Around midday, about 10,000 striking workers, pensioners and students marched peacefully to parliament where lawmakers have been debating the 2018 budget.

People shout slogans during a demonstration marking a 24-hour general strike against austerity in Athens, Greece, December 14, 2017. Credit: Reuters/Costas Baltas

Athens: Greeks walked off the job on Thursday in a nationwide strike protesting the austerity measures and reforms the leftist-led government has agreed to with the country’s bailout lenders.

Domestic flights and transport in Athens were disrupted, ships remained docked for 24 hours and some public services were shut by the strike organised by Greece’s largest labour unions, private sector GSEE and its public sector counterpart ADEDY.

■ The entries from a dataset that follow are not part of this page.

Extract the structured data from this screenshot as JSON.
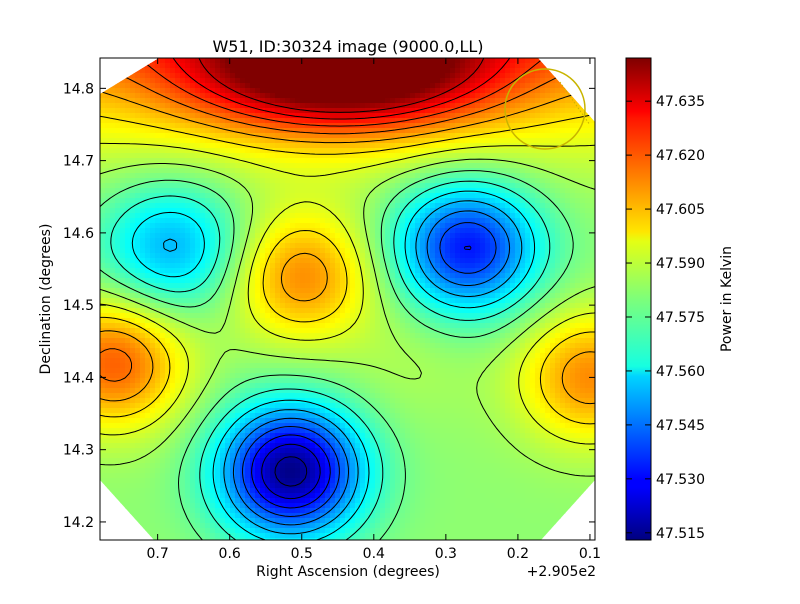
{
  "chart_data": {
    "type": "heatmap",
    "title": "W51, ID:30324 image (9000.0,LL)",
    "xlabel": "Right Ascension (degrees)",
    "ylabel": "Declination (degrees)",
    "x_offset_label": "+2.905e2",
    "x_ticks": [
      "0.7",
      "0.6",
      "0.5",
      "0.4",
      "0.3",
      "0.2",
      "0.1"
    ],
    "x_tick_values": [
      0.7,
      0.6,
      0.5,
      0.4,
      0.3,
      0.2,
      0.1
    ],
    "y_ticks": [
      "14.2",
      "14.3",
      "14.4",
      "14.5",
      "14.6",
      "14.7",
      "14.8"
    ],
    "y_tick_values": [
      14.2,
      14.3,
      14.4,
      14.5,
      14.6,
      14.7,
      14.8
    ],
    "xlim": [
      0.78,
      0.093
    ],
    "ylim": [
      14.175,
      14.842
    ],
    "colorbar": {
      "label": "Power in Kelvin",
      "ticks": [
        "47.635",
        "47.620",
        "47.605",
        "47.590",
        "47.575",
        "47.560",
        "47.545",
        "47.530",
        "47.515"
      ],
      "tick_values": [
        47.635,
        47.62,
        47.605,
        47.59,
        47.575,
        47.56,
        47.545,
        47.53,
        47.515
      ],
      "range": [
        47.513,
        47.647
      ],
      "colormap": "jet"
    },
    "features": [
      {
        "kind": "max",
        "x": 0.445,
        "y": 14.825,
        "value": 47.646
      },
      {
        "kind": "max",
        "x": 0.76,
        "y": 14.42,
        "value": 47.618
      },
      {
        "kind": "max",
        "x": 0.5,
        "y": 14.54,
        "value": 47.612
      },
      {
        "kind": "max",
        "x": 0.1,
        "y": 14.4,
        "value": 47.612
      },
      {
        "kind": "min",
        "x": 0.515,
        "y": 14.27,
        "value": 47.514
      },
      {
        "kind": "min",
        "x": 0.27,
        "y": 14.58,
        "value": 47.532
      },
      {
        "kind": "min",
        "x": 0.68,
        "y": 14.58,
        "value": 47.553
      },
      {
        "kind": "min",
        "x": 0.35,
        "y": 14.425,
        "value": 47.586
      }
    ],
    "beam_circle": {
      "x": 0.158,
      "y": 14.775,
      "color": "#c8b400"
    }
  }
}
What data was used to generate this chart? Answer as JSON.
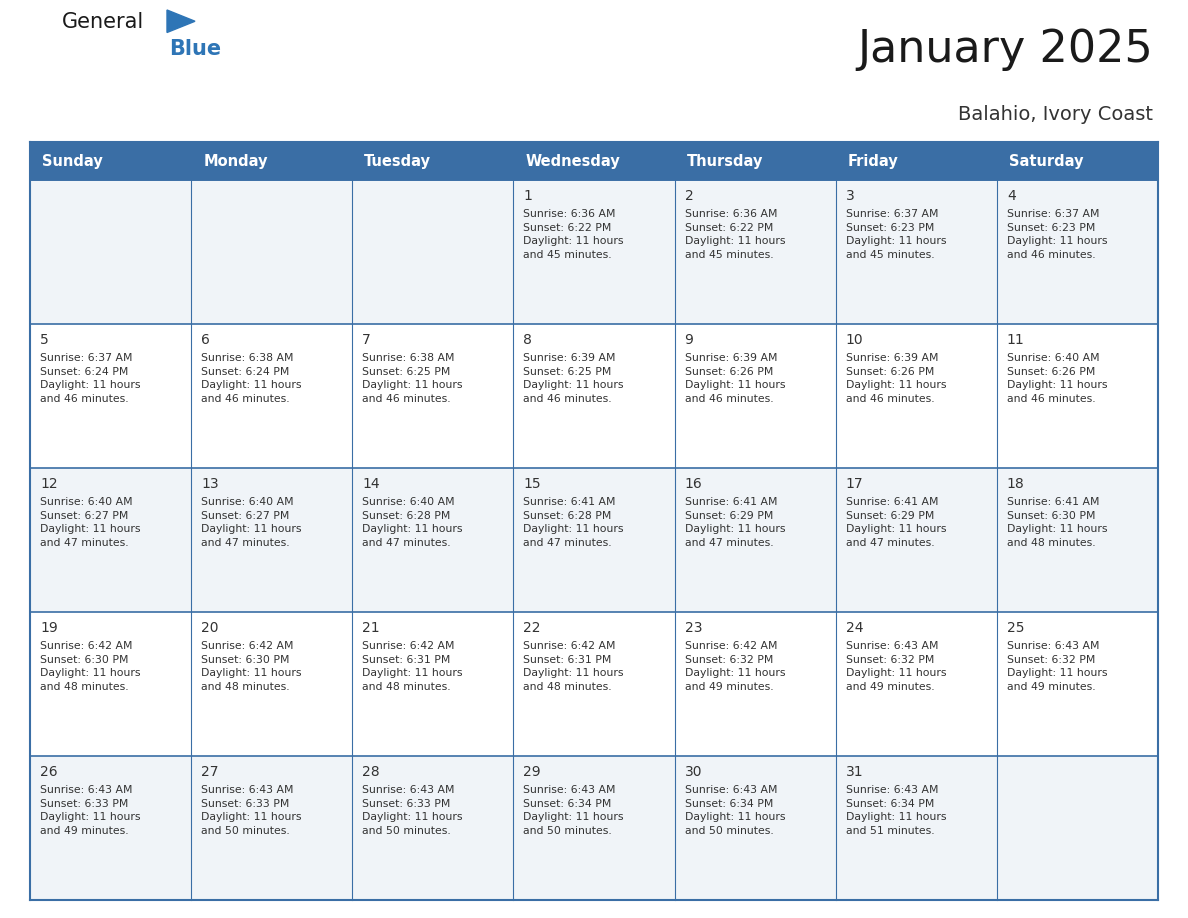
{
  "title": "January 2025",
  "subtitle": "Balahio, Ivory Coast",
  "days_of_week": [
    "Sunday",
    "Monday",
    "Tuesday",
    "Wednesday",
    "Thursday",
    "Friday",
    "Saturday"
  ],
  "header_bg_color": "#3A6EA5",
  "header_text_color": "#FFFFFF",
  "border_color": "#3A6EA5",
  "text_color": "#333333",
  "title_color": "#1a1a1a",
  "subtitle_color": "#333333",
  "logo_dark_color": "#1a1a1a",
  "logo_blue_color": "#2E75B6",
  "row_bg_even": "#FFFFFF",
  "row_bg_odd": "#F0F4F8",
  "calendar_data": [
    [
      "",
      "",
      "",
      "1\nSunrise: 6:36 AM\nSunset: 6:22 PM\nDaylight: 11 hours\nand 45 minutes.",
      "2\nSunrise: 6:36 AM\nSunset: 6:22 PM\nDaylight: 11 hours\nand 45 minutes.",
      "3\nSunrise: 6:37 AM\nSunset: 6:23 PM\nDaylight: 11 hours\nand 45 minutes.",
      "4\nSunrise: 6:37 AM\nSunset: 6:23 PM\nDaylight: 11 hours\nand 46 minutes."
    ],
    [
      "5\nSunrise: 6:37 AM\nSunset: 6:24 PM\nDaylight: 11 hours\nand 46 minutes.",
      "6\nSunrise: 6:38 AM\nSunset: 6:24 PM\nDaylight: 11 hours\nand 46 minutes.",
      "7\nSunrise: 6:38 AM\nSunset: 6:25 PM\nDaylight: 11 hours\nand 46 minutes.",
      "8\nSunrise: 6:39 AM\nSunset: 6:25 PM\nDaylight: 11 hours\nand 46 minutes.",
      "9\nSunrise: 6:39 AM\nSunset: 6:26 PM\nDaylight: 11 hours\nand 46 minutes.",
      "10\nSunrise: 6:39 AM\nSunset: 6:26 PM\nDaylight: 11 hours\nand 46 minutes.",
      "11\nSunrise: 6:40 AM\nSunset: 6:26 PM\nDaylight: 11 hours\nand 46 minutes."
    ],
    [
      "12\nSunrise: 6:40 AM\nSunset: 6:27 PM\nDaylight: 11 hours\nand 47 minutes.",
      "13\nSunrise: 6:40 AM\nSunset: 6:27 PM\nDaylight: 11 hours\nand 47 minutes.",
      "14\nSunrise: 6:40 AM\nSunset: 6:28 PM\nDaylight: 11 hours\nand 47 minutes.",
      "15\nSunrise: 6:41 AM\nSunset: 6:28 PM\nDaylight: 11 hours\nand 47 minutes.",
      "16\nSunrise: 6:41 AM\nSunset: 6:29 PM\nDaylight: 11 hours\nand 47 minutes.",
      "17\nSunrise: 6:41 AM\nSunset: 6:29 PM\nDaylight: 11 hours\nand 47 minutes.",
      "18\nSunrise: 6:41 AM\nSunset: 6:30 PM\nDaylight: 11 hours\nand 48 minutes."
    ],
    [
      "19\nSunrise: 6:42 AM\nSunset: 6:30 PM\nDaylight: 11 hours\nand 48 minutes.",
      "20\nSunrise: 6:42 AM\nSunset: 6:30 PM\nDaylight: 11 hours\nand 48 minutes.",
      "21\nSunrise: 6:42 AM\nSunset: 6:31 PM\nDaylight: 11 hours\nand 48 minutes.",
      "22\nSunrise: 6:42 AM\nSunset: 6:31 PM\nDaylight: 11 hours\nand 48 minutes.",
      "23\nSunrise: 6:42 AM\nSunset: 6:32 PM\nDaylight: 11 hours\nand 49 minutes.",
      "24\nSunrise: 6:43 AM\nSunset: 6:32 PM\nDaylight: 11 hours\nand 49 minutes.",
      "25\nSunrise: 6:43 AM\nSunset: 6:32 PM\nDaylight: 11 hours\nand 49 minutes."
    ],
    [
      "26\nSunrise: 6:43 AM\nSunset: 6:33 PM\nDaylight: 11 hours\nand 49 minutes.",
      "27\nSunrise: 6:43 AM\nSunset: 6:33 PM\nDaylight: 11 hours\nand 50 minutes.",
      "28\nSunrise: 6:43 AM\nSunset: 6:33 PM\nDaylight: 11 hours\nand 50 minutes.",
      "29\nSunrise: 6:43 AM\nSunset: 6:34 PM\nDaylight: 11 hours\nand 50 minutes.",
      "30\nSunrise: 6:43 AM\nSunset: 6:34 PM\nDaylight: 11 hours\nand 50 minutes.",
      "31\nSunrise: 6:43 AM\nSunset: 6:34 PM\nDaylight: 11 hours\nand 51 minutes.",
      ""
    ]
  ],
  "figsize": [
    11.88,
    9.18
  ],
  "dpi": 100
}
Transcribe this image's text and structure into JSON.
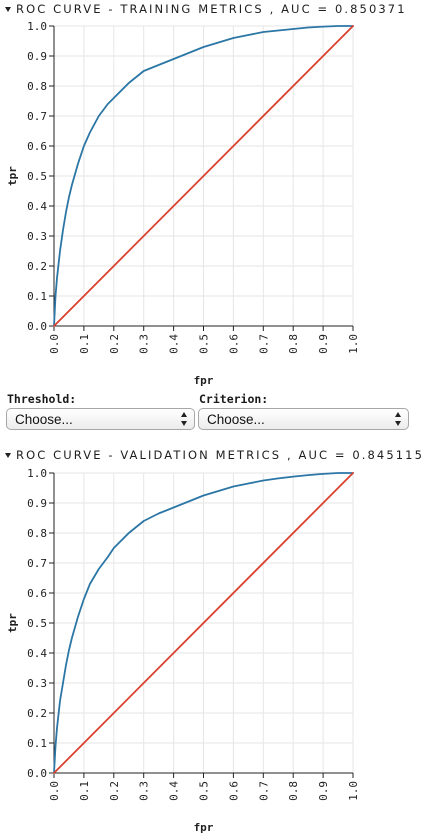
{
  "training_section": {
    "header_label": "ROC CURVE - TRAINING METRICS , AUC = 0.850371",
    "expander_icon": "caret-down-icon"
  },
  "validation_section": {
    "header_label": "ROC CURVE - VALIDATION METRICS , AUC = 0.845115",
    "expander_icon": "caret-down-icon"
  },
  "controls": {
    "threshold_label": "Threshold:",
    "threshold_value": "Choose...",
    "criterion_label": "Criterion:",
    "criterion_value": "Choose..."
  },
  "colors": {
    "roc_curve": "#2b76a5",
    "diagonal": "#d9422f",
    "grid": "#e6e6e6",
    "axis": "#222222"
  },
  "chart_data": [
    {
      "type": "line",
      "title": "",
      "xlabel": "fpr",
      "ylabel": "tpr",
      "xlim": [
        0,
        1
      ],
      "ylim": [
        0,
        1
      ],
      "grid": true,
      "x_ticks": [
        "0.0",
        "0.1",
        "0.2",
        "0.3",
        "0.4",
        "0.5",
        "0.6",
        "0.7",
        "0.8",
        "0.9",
        "1.0"
      ],
      "y_ticks": [
        "0.0",
        "0.1",
        "0.2",
        "0.3",
        "0.4",
        "0.5",
        "0.6",
        "0.7",
        "0.8",
        "0.9",
        "1.0"
      ],
      "series": [
        {
          "values_x": [
            0,
            0.005,
            0.01,
            0.02,
            0.03,
            0.04,
            0.05,
            0.06,
            0.08,
            0.1,
            0.12,
            0.15,
            0.18,
            0.2,
            0.25,
            0.3,
            0.35,
            0.4,
            0.45,
            0.5,
            0.55,
            0.6,
            0.65,
            0.7,
            0.75,
            0.8,
            0.85,
            0.9,
            0.95,
            1.0
          ],
          "values_y": [
            0,
            0.1,
            0.16,
            0.25,
            0.32,
            0.38,
            0.43,
            0.47,
            0.54,
            0.6,
            0.645,
            0.7,
            0.74,
            0.76,
            0.81,
            0.85,
            0.87,
            0.89,
            0.91,
            0.93,
            0.945,
            0.96,
            0.97,
            0.98,
            0.985,
            0.99,
            0.995,
            0.998,
            1.0,
            1.0
          ],
          "color": "#2b76a5"
        },
        {
          "values_x": [
            0,
            1
          ],
          "values_y": [
            0,
            1
          ],
          "color": "#d9422f"
        }
      ]
    },
    {
      "type": "line",
      "title": "",
      "xlabel": "fpr",
      "ylabel": "tpr",
      "xlim": [
        0,
        1
      ],
      "ylim": [
        0,
        1
      ],
      "grid": true,
      "x_ticks": [
        "0.0",
        "0.1",
        "0.2",
        "0.3",
        "0.4",
        "0.5",
        "0.6",
        "0.7",
        "0.8",
        "0.9",
        "1.0"
      ],
      "y_ticks": [
        "0.0",
        "0.1",
        "0.2",
        "0.3",
        "0.4",
        "0.5",
        "0.6",
        "0.7",
        "0.8",
        "0.9",
        "1.0"
      ],
      "series": [
        {
          "values_x": [
            0,
            0.005,
            0.01,
            0.02,
            0.03,
            0.04,
            0.05,
            0.06,
            0.08,
            0.1,
            0.12,
            0.15,
            0.18,
            0.2,
            0.25,
            0.3,
            0.35,
            0.4,
            0.45,
            0.5,
            0.55,
            0.6,
            0.65,
            0.7,
            0.75,
            0.8,
            0.85,
            0.9,
            0.95,
            1.0
          ],
          "values_y": [
            0,
            0.09,
            0.15,
            0.24,
            0.3,
            0.36,
            0.41,
            0.45,
            0.52,
            0.58,
            0.63,
            0.68,
            0.72,
            0.75,
            0.8,
            0.84,
            0.865,
            0.885,
            0.905,
            0.925,
            0.94,
            0.955,
            0.965,
            0.975,
            0.982,
            0.988,
            0.993,
            0.997,
            1.0,
            1.0
          ],
          "color": "#2b76a5"
        },
        {
          "values_x": [
            0,
            1
          ],
          "values_y": [
            0,
            1
          ],
          "color": "#d9422f"
        }
      ]
    }
  ]
}
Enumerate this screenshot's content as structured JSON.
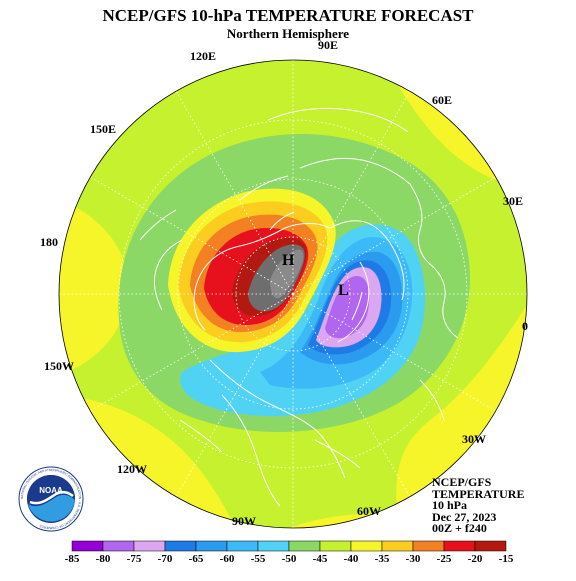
{
  "header": {
    "title": "NCEP/GFS 10-hPa TEMPERATURE FORECAST",
    "subtitle": "Northern Hemisphere"
  },
  "longitudes": {
    "e90": "90E",
    "e120": "120E",
    "e60": "60E",
    "e150": "150E",
    "e30": "30E",
    "d180": "180",
    "d0": "0",
    "w150": "150W",
    "w30": "30W",
    "w120": "120W",
    "w60": "60W",
    "w90": "90W"
  },
  "map_labels": {
    "high": "H",
    "low": "L"
  },
  "info": {
    "line1": "NCEP/GFS",
    "line2": "TEMPERATURE",
    "line3": "10 hPa",
    "line4": "Dec 27, 2023",
    "line5": "00Z + f240"
  },
  "logo": {
    "name": "NOAA",
    "ring_text": "NATIONAL OCEANIC AND ATMOSPHERIC ADMINISTRATION · U.S. DEPARTMENT OF COMMERCE"
  },
  "colorbar": {
    "ticks": [
      "-85",
      "-80",
      "-75",
      "-70",
      "-65",
      "-60",
      "-55",
      "-50",
      "-45",
      "-40",
      "-35",
      "-30",
      "-25",
      "-20",
      "-15"
    ],
    "colors": [
      "#9400d3",
      "#b066ee",
      "#dca6f0",
      "#1e7be6",
      "#2b9bf0",
      "#3cb9f7",
      "#50d2f4",
      "#8cd867",
      "#c6f12e",
      "#f5f52a",
      "#fbcd1f",
      "#f38121",
      "#e6111c",
      "#b41911"
    ]
  },
  "theme": {
    "ocean": "#ffffff",
    "border": "#ffffff"
  }
}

The two unions have staged repeated strikes since the first bailout in 2010 but participation has been low in recent years due to inertia and austerity fatigue after three rescue packages and five snap elections in eight years.

Around midday, about 10,000 striking workers, pensioners and students marched peacefully to parliament where lawmakers have been debating the 2018 budget. A vote on the draft is scheduled for next week.

They chanted: “Take your bailouts and get out of here.”

Protesters held banners reading “Shame on you!” and “No more lies!”

Greece’s fiscal goals have been approved by its EU lenders and the IMF.

Under its latest bailout review, the government has agreed to cut spending further, reduce pensions, complete an evaluation of public sector staff’s skills and qualifications and sell coal-fired power stations. It will also tighten the rules for unions to call a strike.

“Hands off unions!,” chanted some of the protesters.

The state has adopted “ruthless dead end policies which are strangling the Greek people,” GSEE said in a statement.

Hundreds of thousands of Greeks have lost their jobs during the crisis and a deep recession induced by austerity. Pensioners have seen their income slashed by more than 30%.

Prime Minister Alexis Tsipras got voted into power in 2015 on promises to end austerity, but later signed on to a new 86 billion euro bailout that ends in August. He was re-elected on pledges to protect the poor and pensioners, as well as workers’ wages and rights.

With his Syriza party’s popularity sliding in opinion polls, Tsipras, whose term ends in 2019, wants to attempt “a clean exit” from the bailout, without additional financial aid from the lenders that usually comes with more conditions.